Weibel: Wir werden nie wissen, wie es ohne Paket gewesen wäre. Wir finden das Paket problematisch für die Steuergerechtigkeit und dass damit eine internationale Abmachung ausgehöhlt wird. Wir können schlecht mit dem Finger auf die egoistische US-Politik zeigen und zu Hause in die gleiche Richtung gehen.

Seit der neuen Legislatur gibt es nicht mehr das Grüne Alternative Bündnis. Die beiden Parteien, Basta und Grüne, politisieren jetzt in eigenen Fraktionen. Ist das aus Grünen-Sicht eine positive Entwicklung?

Vergeat: Im Grossen Rat finde ich es eine gute Ergänzung. Wir haben drei linke Positionen. Bei den Voten zeigen sich die unterschiedlichen Haltungen. Dementsprechend bin ich sehr überzeugt von dieser neuen Art von Fraktionsarbeit. Die Zusammenarbeit untereinander ist trotzdem weiterhin sehr gut, die Wege sind immer noch sehr kurz.

Weibel: Ich habe das Gefühl, jetzt sind die Profile der beiden Parteien auch nach aussen klarer wahrnehmbar. Damit überzeugen wir mehr Menschen, für linke Parteien zu stimmen.

«Uns wird das Image verpasst, möglichst den Autofahrer*innen auf den Nerv gehen zu wollen.
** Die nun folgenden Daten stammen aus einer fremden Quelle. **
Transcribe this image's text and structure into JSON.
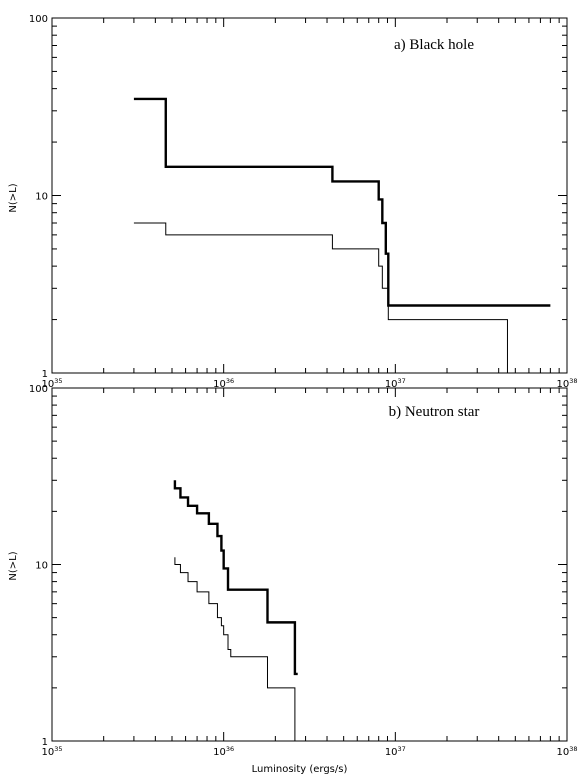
{
  "chart_data": [
    {
      "type": "line",
      "title": "a) Black hole",
      "xlabel": "",
      "ylabel": "N(>L)",
      "xscale": "log",
      "yscale": "log",
      "xlim": [
        "1e35",
        "1e38"
      ],
      "ylim": [
        1,
        100
      ],
      "x_tick_labels": [
        {
          "base": "10",
          "exp": "35"
        },
        {
          "base": "10",
          "exp": "36"
        },
        {
          "base": "10",
          "exp": "37"
        },
        {
          "base": "10",
          "exp": "38"
        }
      ],
      "y_tick_labels": [
        "1",
        "10",
        "100"
      ],
      "series": [
        {
          "style": "thick",
          "x": [
            "3e35",
            "4.6e35",
            "4.6e35",
            "4.3e36",
            "4.3e36",
            "8e36",
            "8e36",
            "8.4e36",
            "8.4e36",
            "8.8e36",
            "8.8e36",
            "9.1e36",
            "9.1e36",
            "4.5e37",
            "4.5e37",
            "8e37"
          ],
          "y": [
            35,
            35,
            14.5,
            14.5,
            12,
            12,
            9.5,
            9.5,
            7,
            7,
            4.7,
            4.7,
            2.4,
            2.4,
            2.4,
            2.4
          ]
        },
        {
          "style": "thin",
          "x": [
            "3e35",
            "4.6e35",
            "4.6e35",
            "4.3e36",
            "4.3e36",
            "8e36",
            "8e36",
            "8.4e36",
            "8.4e36",
            "9.1e36",
            "9.1e36",
            "4.5e37",
            "4.5e37"
          ],
          "y": [
            7,
            7,
            6,
            6,
            5,
            5,
            4,
            4,
            3,
            3,
            2,
            2,
            1
          ]
        }
      ]
    },
    {
      "type": "line",
      "title": "b) Neutron star",
      "xlabel": "Luminosity (ergs/s)",
      "ylabel": "N(>L)",
      "xscale": "log",
      "yscale": "log",
      "xlim": [
        "1e35",
        "1e38"
      ],
      "ylim": [
        1,
        100
      ],
      "x_tick_labels": [
        {
          "base": "10",
          "exp": "35"
        },
        {
          "base": "10",
          "exp": "36"
        },
        {
          "base": "10",
          "exp": "37"
        },
        {
          "base": "10",
          "exp": "38"
        }
      ],
      "y_tick_labels": [
        "1",
        "10",
        "100"
      ],
      "series": [
        {
          "style": "thick",
          "x": [
            "5.2e35",
            "5.2e35",
            "5.6e35",
            "5.6e35",
            "6.2e35",
            "6.2e35",
            "7e35",
            "7e35",
            "8.2e35",
            "8.2e35",
            "9.2e35",
            "9.2e35",
            "9.7e35",
            "9.7e35",
            "1.0e36",
            "1.0e36",
            "1.06e36",
            "1.06e36",
            "1.1e36",
            "1.1e36",
            "1.8e36",
            "1.8e36",
            "2.6e36",
            "2.6e36",
            "2.7e36"
          ],
          "y": [
            30,
            27,
            27,
            24,
            24,
            21.5,
            21.5,
            19.5,
            19.5,
            17,
            17,
            14.5,
            14.5,
            12,
            12,
            9.5,
            9.5,
            7.2,
            7.2,
            7.2,
            7.2,
            4.7,
            4.7,
            2.4,
            2.4
          ]
        },
        {
          "style": "thin",
          "x": [
            "5.2e35",
            "5.2e35",
            "5.6e35",
            "5.6e35",
            "6.2e35",
            "6.2e35",
            "7e35",
            "7e35",
            "8.2e35",
            "8.2e35",
            "9.2e35",
            "9.2e35",
            "9.7e35",
            "9.7e35",
            "1.0e36",
            "1.0e36",
            "1.06e36",
            "1.06e36",
            "1.1e36",
            "1.1e36",
            "1.8e36",
            "1.8e36",
            "2.6e36",
            "2.6e36"
          ],
          "y": [
            11,
            10,
            10,
            9,
            9,
            8,
            8,
            7,
            7,
            6,
            6,
            5,
            5,
            4.5,
            4.5,
            4,
            4,
            3.3,
            3.3,
            3,
            3,
            2,
            2,
            1
          ]
        }
      ]
    }
  ]
}
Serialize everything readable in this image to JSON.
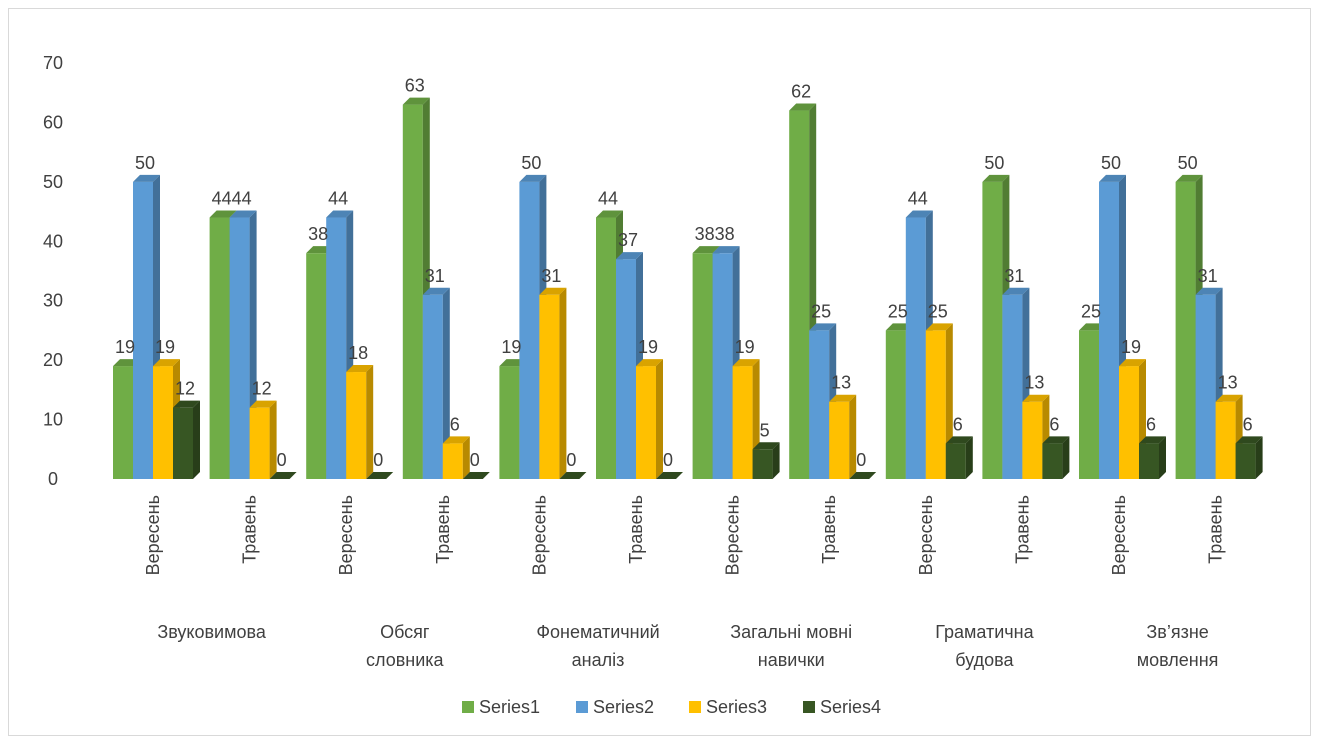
{
  "chart_data": {
    "type": "bar",
    "style": "3d-clustered-column",
    "groups": [
      "Звуковимова",
      "Обсяг словника",
      "Фонематичний аналіз",
      "Загальні мовні навички",
      "Граматична будова",
      "Зв’язне мовлення"
    ],
    "subcategories": [
      "Вересень",
      "Травень"
    ],
    "categories": [
      "Вересень",
      "Травень",
      "Вересень",
      "Травень",
      "Вересень",
      "Травень",
      "Вересень",
      "Травень",
      "Вересень",
      "Травень",
      "Вересень",
      "Травень"
    ],
    "series": [
      {
        "name": "Series1",
        "color": "#70ad47",
        "values": [
          19,
          44,
          38,
          63,
          19,
          44,
          38,
          62,
          25,
          50,
          25,
          50
        ]
      },
      {
        "name": "Series2",
        "color": "#5b9bd5",
        "values": [
          50,
          44,
          44,
          31,
          50,
          37,
          38,
          25,
          44,
          31,
          50,
          31
        ]
      },
      {
        "name": "Series3",
        "color": "#ffc000",
        "values": [
          19,
          12,
          18,
          6,
          31,
          19,
          19,
          13,
          25,
          13,
          19,
          13
        ]
      },
      {
        "name": "Series4",
        "color": "#375623",
        "values": [
          12,
          0,
          0,
          0,
          0,
          0,
          5,
          0,
          6,
          6,
          6,
          6
        ]
      }
    ],
    "y_ticks": [
      "0",
      "10",
      "20",
      "30",
      "40",
      "50",
      "60",
      "70"
    ],
    "ylim": [
      0,
      70
    ],
    "grid": false,
    "legend": "bottom",
    "data_labels": true,
    "title": "",
    "xlabel": "",
    "ylabel": ""
  }
}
Und das ist nicht richtig.»
Fleur Weibel, Grünen-Co-Präsidentin

Ein erster Erfolg unter dem neuen Co-Präsidium war die Annahme des Gegenvorschlags zu den Velo-Vorzugsrouten. Aber auch das war im breiten Bündnis entstanden und wird nicht unbedingt den Grünen zugeschrieben, sondern auch Regierungsrätin Esther Keller. Ärgert Sie das? Wenn ein Erfolg bei einem grünen Thema nicht auf die Grünen zurückfällt? 

Vergeat: Letztlich ist es ein Erfolg, wenn wir ein Thema, das uns so sehr am Herzen liegt, und das wir als Partei konsequent und mit sehr kompetenten Leuten begleiten, zur Umsetzung bringen. Die Regierung setzt dann um – das ist die Regel in einer Demokratie und nicht eine Schwäche von uns. Die Leute möchten gerne eine bessere Veloinfrastruktur und dass sich mehr Velofahrende sicher bewegen können. Das ist dann ein Erfolg von Esther Keller, aber es ist genauso einer von uns. 

Basel ist schon lange rot-grün geprägt, warum wurde eigentlich nicht schon viel früher etwas bei den Velowegen umgesetzt? 

Vergeat: Was sich schon sehr stark verändert hat, ist die Klarheit der angestrebten Mobilitätswende. Mit den vom Regierungsrat im Nachgang nach Basel 2037 beschlossenen MIV-Reduktionszielen hat sich nochmal etwas verändert in der Dringlichkeit. Der klare Fokus aufs Velo ist viel stärker geworden. Warum das vorher nicht schon stark war, obwohl es auch vehemente Velopolitiker*innen gab, kann ich nicht beantworten.

Weibel: Da fehlt auch mir jetzt mein Co-Präsident (lacht), er könnte das super beantworten. Meine Themenschwerpunkte sind nicht in der Verkehrspolitik.

Bleiben wir trotzdem noch ein bisschen beim Verkehr. Zu Ihrer Politik gehört es auch, Parkplätze abzubauen, das kommt in der Stadt mässig an. Gleichzeitig geht es mit den Quartierparkings nicht voran. So zieht man zum Teil auch den Zorn der Menschen auf sich, aber eigentlich wollen Sie ja Wähler*innen gewinnen?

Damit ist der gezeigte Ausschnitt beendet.